政治・経済

 東京電力が新たな総合特別事業計画(再建計画)を策定した。柏崎刈羽原子力発電所(新潟県)の再稼働などで収益改善を打ち出し、策定に深くかかわってきた経済産業省も「国民負担の軽減を最大限考慮した内容」と強調する。

 4月には數土文夫・JFEホールディングス相談役が新会長に就任する人事も決定し、新体制で経営の立て直しを目指すが、国が前面に出た再建に安堵と懸念が交錯している。

 計画では柏崎刈羽原発(2〜4号機を除く)を7月以降、順次再稼働するほか、希望退職を予定の1千人からグループ全体で2千人規模に積み増した。
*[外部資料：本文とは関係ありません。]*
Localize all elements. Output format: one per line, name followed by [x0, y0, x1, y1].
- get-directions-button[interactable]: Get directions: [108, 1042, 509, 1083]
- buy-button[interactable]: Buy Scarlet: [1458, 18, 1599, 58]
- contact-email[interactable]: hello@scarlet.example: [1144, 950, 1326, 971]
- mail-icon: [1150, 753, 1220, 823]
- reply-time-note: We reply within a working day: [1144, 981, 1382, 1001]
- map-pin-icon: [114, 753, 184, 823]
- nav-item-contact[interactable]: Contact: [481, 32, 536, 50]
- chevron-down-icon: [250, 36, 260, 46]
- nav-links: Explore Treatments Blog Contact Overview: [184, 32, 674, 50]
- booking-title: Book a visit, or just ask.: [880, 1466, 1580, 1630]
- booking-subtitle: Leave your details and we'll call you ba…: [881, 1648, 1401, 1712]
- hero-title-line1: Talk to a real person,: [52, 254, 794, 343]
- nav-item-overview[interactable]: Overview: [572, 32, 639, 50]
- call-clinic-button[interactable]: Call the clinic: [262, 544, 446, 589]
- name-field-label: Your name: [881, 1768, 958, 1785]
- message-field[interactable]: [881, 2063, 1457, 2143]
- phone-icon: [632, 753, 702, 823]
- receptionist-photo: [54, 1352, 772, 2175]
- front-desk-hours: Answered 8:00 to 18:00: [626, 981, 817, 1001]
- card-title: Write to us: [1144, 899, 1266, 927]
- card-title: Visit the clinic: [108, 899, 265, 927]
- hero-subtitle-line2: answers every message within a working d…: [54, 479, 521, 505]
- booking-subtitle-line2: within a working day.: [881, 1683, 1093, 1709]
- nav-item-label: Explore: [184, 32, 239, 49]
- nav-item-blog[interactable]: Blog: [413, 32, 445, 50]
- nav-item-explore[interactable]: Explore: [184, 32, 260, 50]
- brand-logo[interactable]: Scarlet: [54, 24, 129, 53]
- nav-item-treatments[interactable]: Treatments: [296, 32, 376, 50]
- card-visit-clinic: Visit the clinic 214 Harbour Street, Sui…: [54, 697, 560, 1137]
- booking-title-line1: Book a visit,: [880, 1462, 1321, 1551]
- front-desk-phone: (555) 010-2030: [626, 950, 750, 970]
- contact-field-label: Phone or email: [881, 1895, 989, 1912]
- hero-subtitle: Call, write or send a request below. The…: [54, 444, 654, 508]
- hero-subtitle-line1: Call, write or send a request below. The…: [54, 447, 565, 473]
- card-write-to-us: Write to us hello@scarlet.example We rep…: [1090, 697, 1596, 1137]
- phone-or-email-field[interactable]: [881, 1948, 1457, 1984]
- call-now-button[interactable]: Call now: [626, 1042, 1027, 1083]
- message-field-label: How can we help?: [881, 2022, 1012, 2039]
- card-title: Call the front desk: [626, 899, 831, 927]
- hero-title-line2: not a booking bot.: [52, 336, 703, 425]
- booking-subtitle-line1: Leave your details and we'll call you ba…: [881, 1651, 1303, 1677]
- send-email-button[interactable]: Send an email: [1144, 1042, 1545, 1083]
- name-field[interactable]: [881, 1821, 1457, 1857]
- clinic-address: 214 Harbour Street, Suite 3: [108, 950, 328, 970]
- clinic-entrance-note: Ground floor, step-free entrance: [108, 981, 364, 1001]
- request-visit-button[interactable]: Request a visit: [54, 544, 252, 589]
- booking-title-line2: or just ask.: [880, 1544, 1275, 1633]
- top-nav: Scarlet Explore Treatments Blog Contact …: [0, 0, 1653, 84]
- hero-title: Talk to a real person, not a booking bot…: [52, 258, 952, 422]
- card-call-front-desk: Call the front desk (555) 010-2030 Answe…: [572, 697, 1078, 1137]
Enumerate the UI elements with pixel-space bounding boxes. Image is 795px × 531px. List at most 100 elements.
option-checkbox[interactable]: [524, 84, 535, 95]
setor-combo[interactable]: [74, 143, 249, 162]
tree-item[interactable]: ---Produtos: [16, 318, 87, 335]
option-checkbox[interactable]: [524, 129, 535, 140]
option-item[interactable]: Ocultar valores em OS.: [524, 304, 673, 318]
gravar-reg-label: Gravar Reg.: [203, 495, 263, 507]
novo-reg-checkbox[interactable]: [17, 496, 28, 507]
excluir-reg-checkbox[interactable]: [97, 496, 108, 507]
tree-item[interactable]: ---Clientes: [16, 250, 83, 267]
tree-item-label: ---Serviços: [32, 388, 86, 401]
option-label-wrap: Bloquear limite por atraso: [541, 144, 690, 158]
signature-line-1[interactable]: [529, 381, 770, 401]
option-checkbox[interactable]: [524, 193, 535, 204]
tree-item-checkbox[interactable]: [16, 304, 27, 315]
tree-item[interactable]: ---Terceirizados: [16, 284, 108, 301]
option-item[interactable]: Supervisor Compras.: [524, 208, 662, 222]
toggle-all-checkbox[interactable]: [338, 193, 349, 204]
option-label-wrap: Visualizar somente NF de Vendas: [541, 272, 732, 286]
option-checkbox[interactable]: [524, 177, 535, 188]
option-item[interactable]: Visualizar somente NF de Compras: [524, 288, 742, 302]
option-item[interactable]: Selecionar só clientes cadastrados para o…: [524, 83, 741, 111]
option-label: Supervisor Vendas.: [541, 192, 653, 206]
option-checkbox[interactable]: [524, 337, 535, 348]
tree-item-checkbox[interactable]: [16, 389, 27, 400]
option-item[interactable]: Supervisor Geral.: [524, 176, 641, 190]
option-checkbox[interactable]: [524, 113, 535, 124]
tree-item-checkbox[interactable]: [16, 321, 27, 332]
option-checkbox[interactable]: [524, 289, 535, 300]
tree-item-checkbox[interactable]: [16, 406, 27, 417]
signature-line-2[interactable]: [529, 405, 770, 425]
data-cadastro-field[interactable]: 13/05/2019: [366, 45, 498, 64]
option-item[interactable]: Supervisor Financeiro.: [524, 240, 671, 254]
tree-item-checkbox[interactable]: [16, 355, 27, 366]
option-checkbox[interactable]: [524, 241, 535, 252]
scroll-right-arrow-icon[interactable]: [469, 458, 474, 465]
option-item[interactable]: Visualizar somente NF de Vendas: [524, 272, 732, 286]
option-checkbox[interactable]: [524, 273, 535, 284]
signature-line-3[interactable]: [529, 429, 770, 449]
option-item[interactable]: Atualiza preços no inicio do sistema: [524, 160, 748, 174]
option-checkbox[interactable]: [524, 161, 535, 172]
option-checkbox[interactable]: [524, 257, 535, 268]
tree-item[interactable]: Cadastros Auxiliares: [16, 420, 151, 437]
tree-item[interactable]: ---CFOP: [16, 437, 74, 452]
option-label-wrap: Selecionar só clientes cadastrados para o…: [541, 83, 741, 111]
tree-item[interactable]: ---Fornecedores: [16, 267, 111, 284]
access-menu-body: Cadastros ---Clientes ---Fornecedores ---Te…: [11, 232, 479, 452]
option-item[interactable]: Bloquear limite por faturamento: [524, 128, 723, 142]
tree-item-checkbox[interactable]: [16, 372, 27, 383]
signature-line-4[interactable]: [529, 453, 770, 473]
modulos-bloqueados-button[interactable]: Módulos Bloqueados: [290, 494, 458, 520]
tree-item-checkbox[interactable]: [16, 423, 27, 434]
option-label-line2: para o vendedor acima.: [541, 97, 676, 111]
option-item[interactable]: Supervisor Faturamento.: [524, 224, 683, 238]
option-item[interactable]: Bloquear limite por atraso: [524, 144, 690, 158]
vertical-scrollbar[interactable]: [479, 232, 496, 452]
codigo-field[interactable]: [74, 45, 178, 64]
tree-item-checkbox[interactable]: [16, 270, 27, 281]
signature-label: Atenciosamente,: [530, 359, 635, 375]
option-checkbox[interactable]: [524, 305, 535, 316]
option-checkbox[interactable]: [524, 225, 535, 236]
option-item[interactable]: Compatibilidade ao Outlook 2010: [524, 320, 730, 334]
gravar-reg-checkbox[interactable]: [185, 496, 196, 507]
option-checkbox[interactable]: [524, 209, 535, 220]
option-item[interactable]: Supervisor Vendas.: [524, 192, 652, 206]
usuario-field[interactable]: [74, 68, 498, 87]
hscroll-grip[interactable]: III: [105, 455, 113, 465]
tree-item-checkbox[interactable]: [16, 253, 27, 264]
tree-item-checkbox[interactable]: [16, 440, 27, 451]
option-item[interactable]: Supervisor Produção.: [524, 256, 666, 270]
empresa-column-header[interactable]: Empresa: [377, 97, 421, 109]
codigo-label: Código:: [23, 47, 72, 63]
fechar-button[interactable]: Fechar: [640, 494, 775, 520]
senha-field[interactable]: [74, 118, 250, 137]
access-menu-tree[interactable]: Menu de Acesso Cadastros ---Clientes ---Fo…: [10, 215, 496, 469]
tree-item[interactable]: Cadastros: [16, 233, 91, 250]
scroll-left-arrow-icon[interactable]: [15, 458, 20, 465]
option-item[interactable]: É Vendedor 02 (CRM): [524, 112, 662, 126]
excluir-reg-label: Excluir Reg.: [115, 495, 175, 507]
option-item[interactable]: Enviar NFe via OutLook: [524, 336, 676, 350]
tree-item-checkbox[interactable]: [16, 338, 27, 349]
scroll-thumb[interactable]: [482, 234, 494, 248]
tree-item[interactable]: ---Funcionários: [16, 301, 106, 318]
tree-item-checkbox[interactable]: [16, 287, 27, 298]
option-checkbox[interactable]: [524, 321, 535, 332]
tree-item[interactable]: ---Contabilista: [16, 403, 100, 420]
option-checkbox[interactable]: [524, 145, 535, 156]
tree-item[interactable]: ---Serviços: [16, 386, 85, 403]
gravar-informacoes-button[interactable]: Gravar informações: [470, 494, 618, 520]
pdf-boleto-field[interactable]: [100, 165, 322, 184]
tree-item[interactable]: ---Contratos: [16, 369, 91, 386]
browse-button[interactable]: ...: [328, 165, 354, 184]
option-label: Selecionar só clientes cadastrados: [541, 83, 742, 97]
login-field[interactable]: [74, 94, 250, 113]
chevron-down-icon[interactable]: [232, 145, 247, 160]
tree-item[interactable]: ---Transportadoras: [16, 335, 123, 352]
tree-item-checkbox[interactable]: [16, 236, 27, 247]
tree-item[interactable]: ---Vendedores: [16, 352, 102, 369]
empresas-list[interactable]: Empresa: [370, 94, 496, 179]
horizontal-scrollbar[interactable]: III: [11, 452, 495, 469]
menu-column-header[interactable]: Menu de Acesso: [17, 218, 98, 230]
再稼働が順調に進めば、毎年1500億円程度の経常利益が確保できるとそろばんを弾く。

 茂木敏充経産相は1月7日の閣議後会見で、「東電はしっかりと改革を進め、企業価値を高めることが必要だ」と指摘する。東電の資金調達環境が改善すれば、政府が公的資金の注入で保有した東電株の議決権比率を50%強から2030年代前半にはゼロにする計画で、経営再建の成功が「国民負担の軽減に直結する」(資源エネルギー庁幹部)。

 このため政府は弁護士出身の下河辺和彦会長の退任を容認。経産省幹部が「東電の成長に不可欠なスピーディーな決断ができる」と評価する數土氏が新会長に就く人事を決め、万全の態勢を敷く構えだ。

 ただ、計画では政府が前面に出る姿勢を強調するため、これまで東電任せだった廃炉や除染への国費投入も盛り込まれた。東電は、

「国との役割分担が明らかになった」(広瀬直己社長)

 と胸をなで下ろすが、肝心の原発再稼働が進まなければ国民負担が膨らむことになりかねない。

 さらに、経産省主導の再建には懸念がつきまとう。経産省はかつて半導体大手、エルピーダメモリに産業活力再生法を適用し、再建を目指したが、最終的に同社は会社更生法の適用に追い込まれた経緯があるためだ。経営再建では国土交通省が所管する日本航空(JAL)のような成功例もあるが、東電で新たな成功事例を生み出せるか。経産省の手腕が問われることになる。